According to my friend, all societies everywhere have had gender roles. The strength of the demarcations and where the lines are drawn, however, and whether there is a set of occupations where it doesn't matter, are variable.
So for instance in almost all pre-industrial societies care of small infants is a female activity, hunting large animals and/or agriculture with large draft animals is almost always a male activity. (Basically, as a rule of thumb, ask yourself "in a society with no contraception, could a woman in the third trimester of pregnancy or with a toddler on her hip do this particular activity?")
But there are occupations in the middle which get allocated differently in different societies - e.g. for the Navajo in California, weaving was traditionally women's work, for Medieval society in the SW of England, weaving was traditionally men's work. And of course there's the issue of what happens when someone transgresses boundaries - a widow who for instance continues with her husband's weaving business because it pays more than spinning (traditionally female). Is the reaction "ah she's a bit odd, but at least she's keeping the children fed" or is it "stone the witch!"? The former would be a society with reasonably flexible gender boundaries, the latter one with rigid boundaries (in anthropologist speak).
Interestingly, this doesn't necessarily correlate with women's status within the society. The Iroquois, for example, had fairly rigid gender roles, but women owned the farm land, passed it down to their daughters in a matrilineal inheritance system, and wielded political power (including being able to veto decisions to go to war with neighbouring tribes).

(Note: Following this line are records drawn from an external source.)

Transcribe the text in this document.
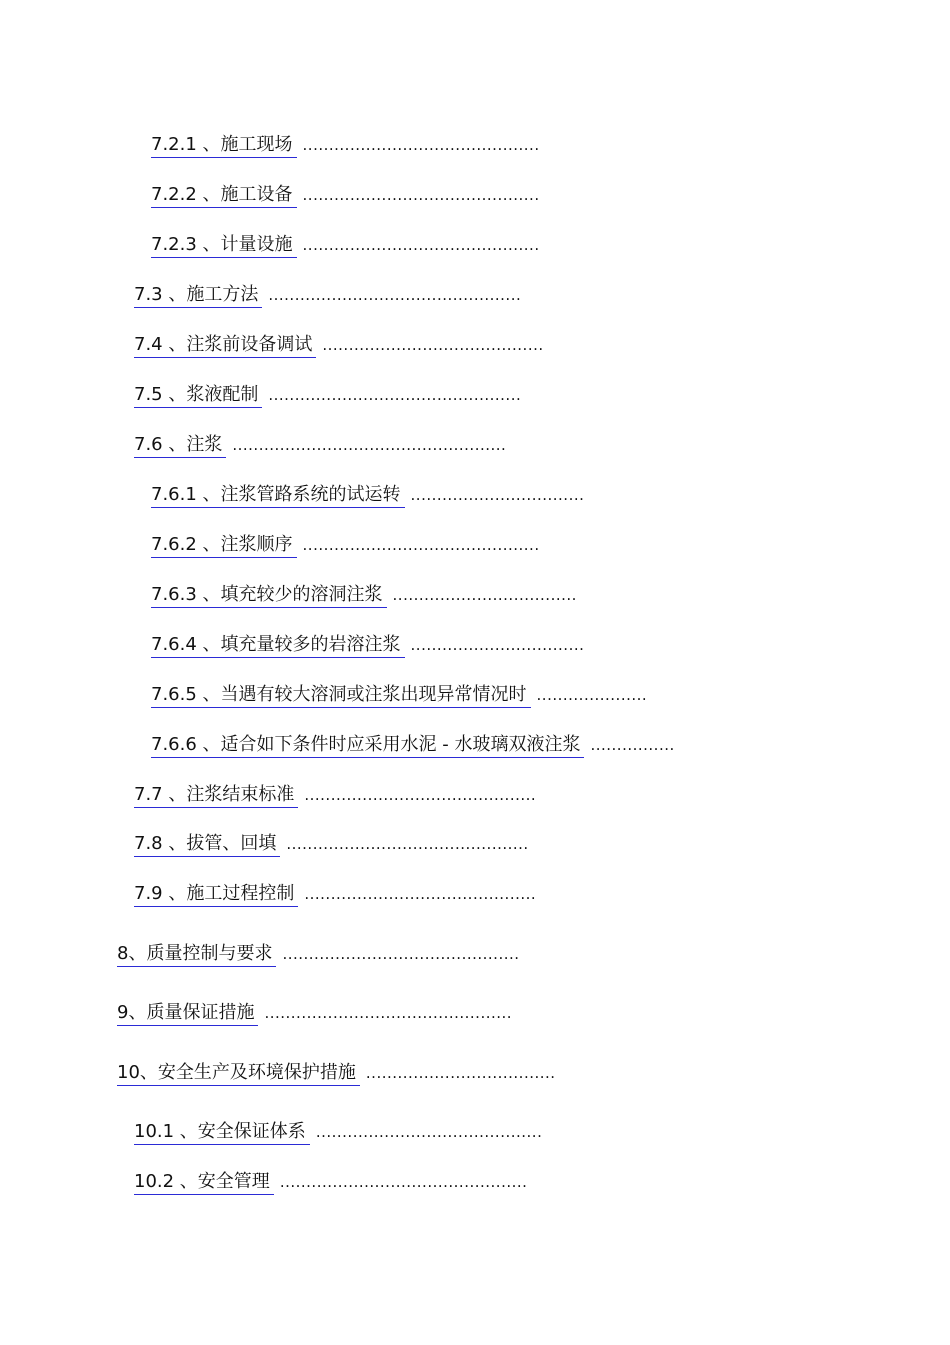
7.2.1 、施工现场 .............................................
7.2.2 、施工设备 .............................................
7.2.3 、计量设施 .............................................
7.3 、施工方法 ................................................
7.4 、注浆前设备调试 ..........................................
7.5 、浆液配制 ................................................
7.6 、注浆 ....................................................
7.6.1 、注浆管路系统的试运转 .................................
7.6.2 、注浆顺序 .............................................
7.6.3 、填充较少的溶洞注浆 ...................................
7.6.4 、填充量较多的岩溶注浆 .................................
7.6.5 、当遇有较大溶洞或注浆出现异常情况时 .....................
7.6.6 、适合如下条件时应采用水泥 - 水玻璃双液注浆 ................
7.7 、注浆结束标准 ............................................
7.8 、拔管、回填 ..............................................
7.9 、施工过程控制 ............................................
8、质量控制与要求 .............................................
9、质量保证措施 ...............................................
10、安全生产及环境保护措施 ....................................
10.1 、安全保证体系 ...........................................
10.2 、安全管理 ...............................................
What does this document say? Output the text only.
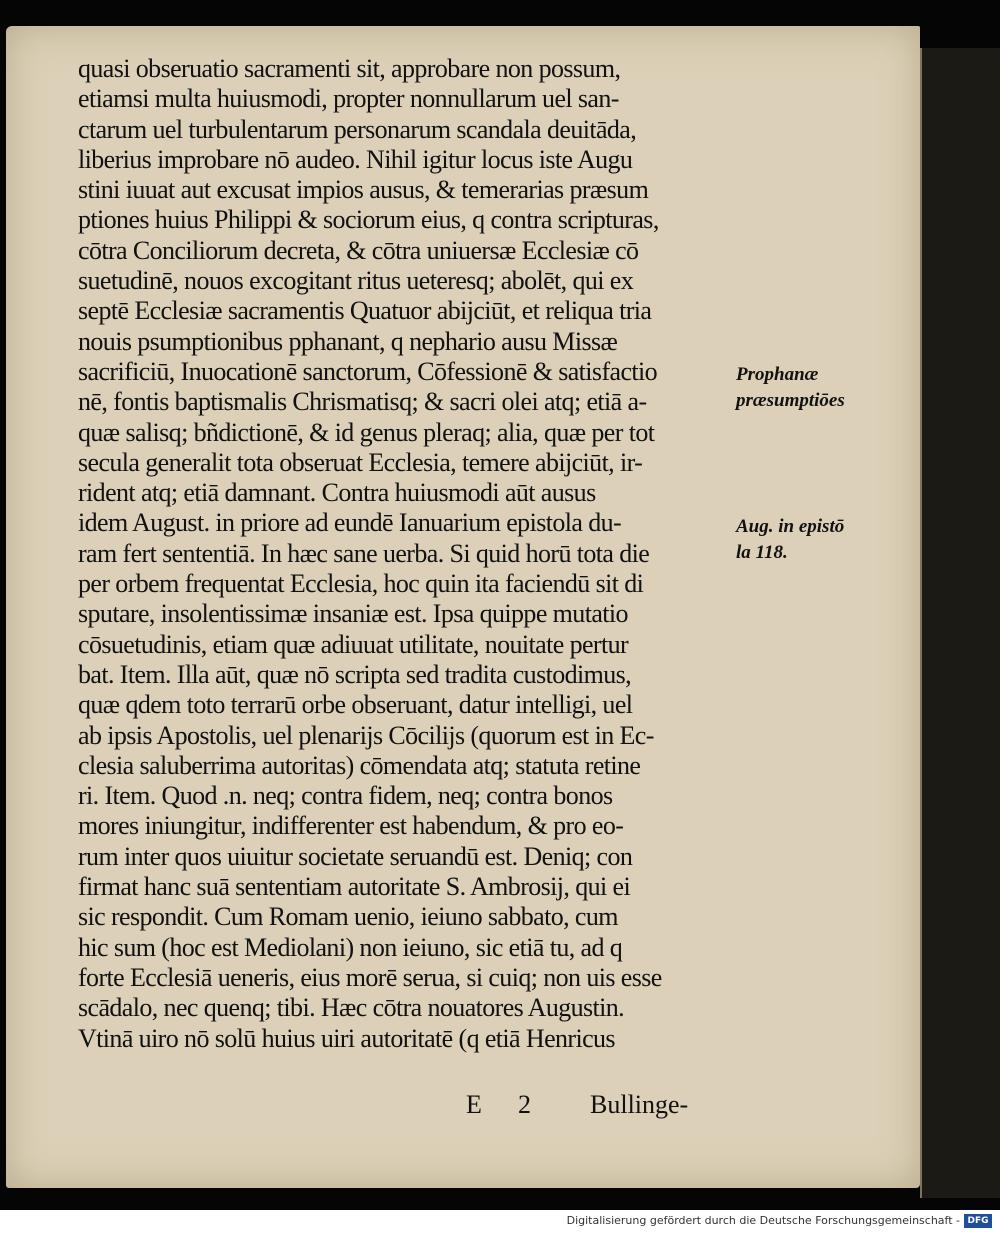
quasi obseruatio sacramenti sit, approbare non possum,
etiamsi multa huiusmodi, propter nonnullarum uel san-
ctarum uel turbulentarum personarum scandala deuitāda,
liberius improbare nō audeo. Nihil igitur locus iste Augu
stini iuuat aut excusat impios ausus, & temerarias præsum
ptiones huius Philippi & sociorum eius, q contra scripturas,
cōtra Conciliorum decreta, & cōtra uniuersæ Ecclesiæ cō
suetudinē, nouos excogitant ritus ueteresq; abolēt, qui ex
septē Ecclesiæ sacramentis Quatuor abijciūt, et reliqua tria
nouis psumptionibus pphanant, q nephario ausu Missæ
sacrificiū, Inuocationē sanctorum, Cōfessionē & satisfactio
nē, fontis baptismalis Chrismatisq; & sacri olei atq; etiā a-
quæ salisq; bñdictionē, & id genus pleraq; alia, quæ per tot
secula generalit tota obseruat Ecclesia, temere abijciūt, ir-
rident atq; etiā damnant. Contra huiusmodi aūt ausus
idem August. in priore ad eundē Ianuarium epistola du-
ram fert sententiā. In hæc sane uerba. Si quid horū tota die
per orbem frequentat Ecclesia, hoc quin ita faciendū sit di
sputare, insolentissimæ insaniæ est. Ipsa quippe mutatio
cōsuetudinis, etiam quæ adiuuat utilitate, nouitate pertur
bat. Item. Illa aūt, quæ nō scripta sed tradita custodimus,
quæ qdem toto terrarū orbe obseruant, datur intelligi, uel
ab ipsis Apostolis, uel plenarijs Cōcilijs (quorum est in Ec-
clesia saluberrima autoritas) cōmendata atq; statuta retine
ri. Item. Quod .n. neq; contra fidem, neq; contra bonos
mores iniungitur, indifferenter est habendum, & pro eo-
rum inter quos uiuitur societate seruandū est. Deniq; con
firmat hanc suā sententiam autoritate S. Ambrosij, qui ei
sic respondit. Cum Romam uenio, ieiuno sabbato, cum
hic sum (hoc est Mediolani) non ieiuno, sic etiā tu, ad q
forte Ecclesiā ueneris, eius morē serua, si cuiq; non uis esse
scādalo, nec quenq; tibi. Hæc cōtra nouatores Augustin.
Vtinā uiro nō solū huius uiri autoritatē (q etiā Henricus
Prophanæ
præsumptiōes
Aug. in epistō
la 118.
E 2 Bullinge-
Digitalisierung gefördert durch die Deutsche Forschungsgemeinschaft - DFG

In this sense, the existence of third genders as a social category culturally specific to a particular group of people does seem to correlate with that society viewing gender (in the sense of socially-sanctioned roles and behaviours appropriate to one sex or the other) as a rigid thing, rather than a looser and more flexible set of rules (most people live in these boxes but we tolerate exceptions). Bacha posh in Afghanistan, for instance, would fit this - a rigid set of roles, but families with no boy children (seen as a disaster in an incredibly patriarchal society) can bring up a daughter as if she was a boy - though she has to revert after puberty. Or sworn virgins in Albania - can live their whole lives as men so long as they don't have any sort of romantic or sexual relationship. Probably the ethnographic groups where this has been studied in most detail are N American tribes, and again, there seems to be this correlation between rigidity and third genders.